Based on the data from the Drive Against Professional Squatters and Squatting Syndicates (DAPSASS) also known as city anti-squatting task force, more than 7,000 families in the coastal areas who are set for relocation since 2018. It is safe to assume that this number may have already ballooned to close to 10,000.
Informal settlers in coastal communities has been contributory to these solid wastes, specifically from houses on stilts that encroached in coastal easements. To avert the accumulation of solid wastes and marine plastic caused by informal settlers, the City Government is set to relocate these coastal informal settlers to a safer location. As early as 2018, the City Government already acquired relocation site in Barangay Irawan considered as bold step in addressing climate change risks and ensuring coastal resiliency.
Once all the coastal informal settlers have gone, we could imagine facelifted coastal areas without any shanties, and most of all, a cleaner coastal environment.
Coastal areas are interfaces between the land and the sea and its location is considered as privileged because of its distinctive geographic features and the fact that land near the sea is relatively limited in relation to the existing lands. The occupation of informal settlers in the areas for many decades caused significant morphological transformations in our coastlines.
Architects said that the coastal settlements, or height of buildings can have a major impact on the aesthetics of cities, as higher buildings tend to be the most visible building elements in the urban landscape or in coastal areas.

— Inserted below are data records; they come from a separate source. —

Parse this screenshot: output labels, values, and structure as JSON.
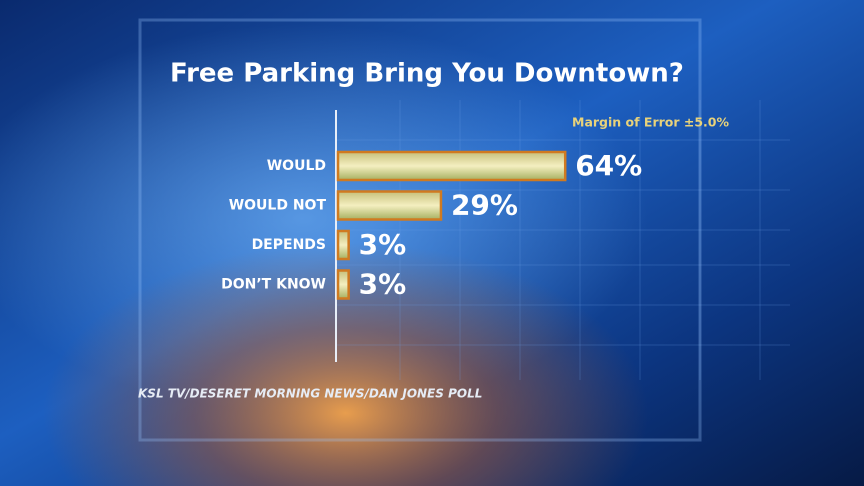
{
  "chart_data": {
    "type": "bar",
    "orientation": "horizontal",
    "title": "Free Parking Bring You Downtown?",
    "subtitle": "Margin of Error ±5.0%",
    "source": "KSL TV/DESERET MORNING NEWS/DAN JONES POLL",
    "categories": [
      "WOULD",
      "WOULD NOT",
      "DEPENDS",
      "DON’T KNOW"
    ],
    "values": [
      64,
      29,
      3,
      3
    ],
    "value_labels": [
      "64%",
      "29%",
      "3%",
      "3%"
    ],
    "color": "#dcd58e"
  }
}
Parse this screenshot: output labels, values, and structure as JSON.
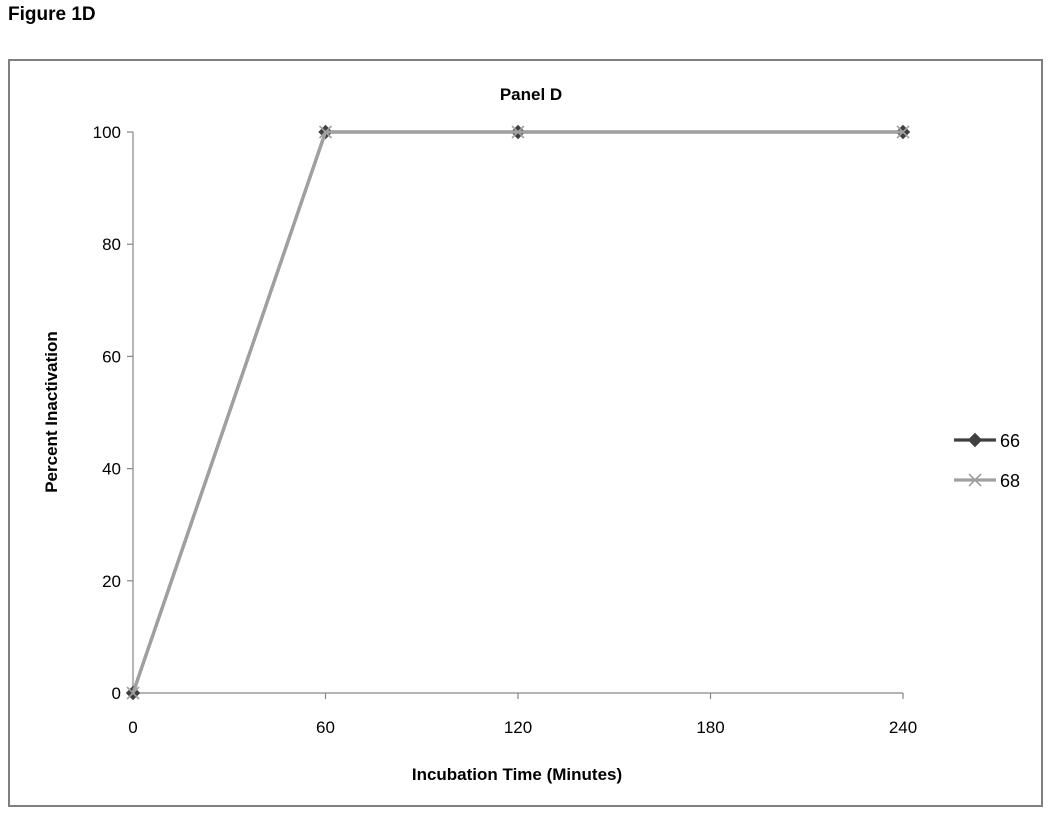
{
  "figure": {
    "heading": "Figure 1D"
  },
  "chart_data": {
    "type": "line",
    "title": "Panel D",
    "xlabel": "Incubation Time (Minutes)",
    "ylabel": "Percent Inactivation",
    "x": [
      0,
      60,
      120,
      240
    ],
    "xticks": [
      0,
      60,
      120,
      180,
      240
    ],
    "yticks": [
      0,
      20,
      40,
      60,
      80,
      100
    ],
    "xlim": [
      0,
      240
    ],
    "ylim": [
      0,
      100
    ],
    "grid": false,
    "legend_position": "right",
    "series": [
      {
        "name": "66",
        "values": [
          0,
          100,
          100,
          100
        ],
        "color": "#404040",
        "marker": "diamond"
      },
      {
        "name": "68",
        "values": [
          0,
          100,
          100,
          100
        ],
        "color": "#a0a0a0",
        "marker": "x"
      }
    ]
  }
}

Evidences supporting the importance of aesthetic satisfaction with urban spaces and its broader implications for a sustainable city have been put forward by several authors and their literatures. They claimed that an aesthetically pleasing urban environment can attract people and contribute urban vitality.

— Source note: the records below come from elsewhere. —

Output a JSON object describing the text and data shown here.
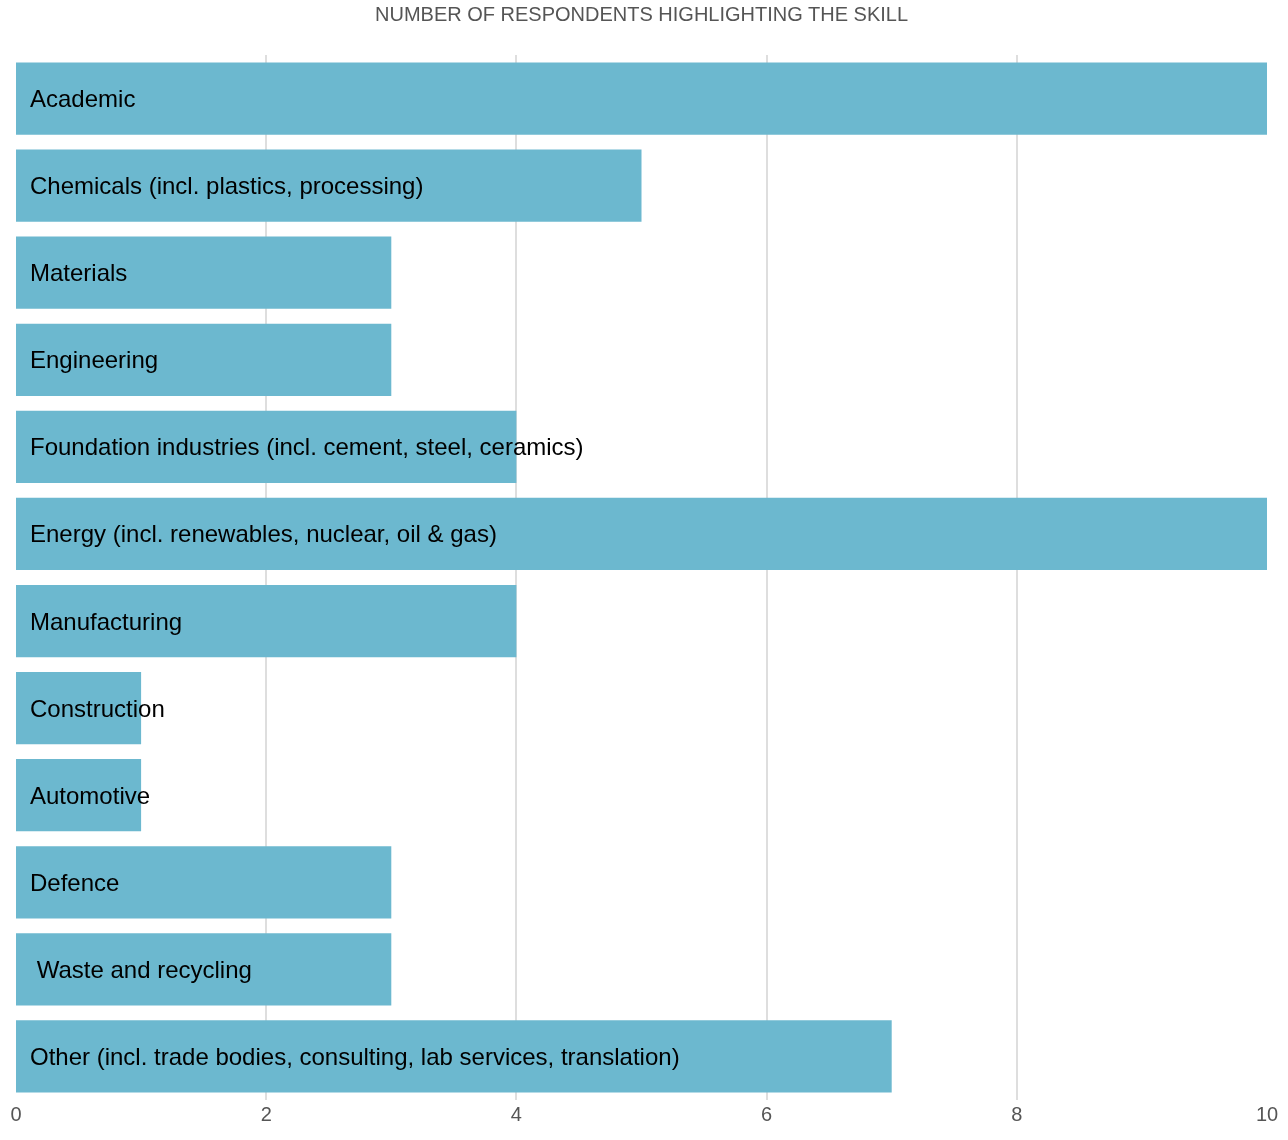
{
  "chart_data": {
    "type": "bar",
    "orientation": "horizontal",
    "xlabel": "NUMBER OF RESPONDENTS HIGHLIGHTING THE SKILL",
    "categories": [
      "Academic",
      "Chemicals (incl. plastics, processing)",
      "Materials",
      "Engineering",
      "Foundation industries (incl. cement, steel, ceramics)",
      "Energy (incl. renewables, nuclear, oil & gas)",
      "Manufacturing",
      "Construction",
      "Automotive",
      "Defence",
      " Waste and recycling",
      "Other (incl. trade bodies, consulting, lab services, translation)"
    ],
    "values": [
      10,
      5,
      3,
      3,
      4,
      10,
      4,
      1,
      1,
      3,
      3,
      7
    ],
    "color": "#6cb8cf",
    "xlim": [
      0,
      10
    ],
    "xticks": [
      0,
      2,
      4,
      6,
      8,
      10
    ],
    "grid": "x"
  }
}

Relocating informal settlers may not be a simple task to perform, but our city should execute its plan. The City Government will not only relocating few families, but the entire coastal dwellers that have already reached 10,000 families by now. This may definitely take time, but the City Government and Department of Human Settlement and Urban Development (DHSUD) already formalized its MOA for the housing project for informal settlers under President Marcos’ Pambansang Pabahay Para sa Pilipino (4PH) in Barangay Irawan.
Relocation is intra-settlement in nature, basically shifting residents to new locations within their original neighborhood. Relocation will require opening new roads, installing electricity lines and water pipes, and constructing sewerage system. In this process, informal settlers are moved to a completely new place.
Involuntary Resettlement Sourcebook: Planning and Implementation in Development Projects published by World Bank in 2003 reminded us in resettlement, projects must do more than move people; they must provide physical infrastructure as well as economic opportunities and social services.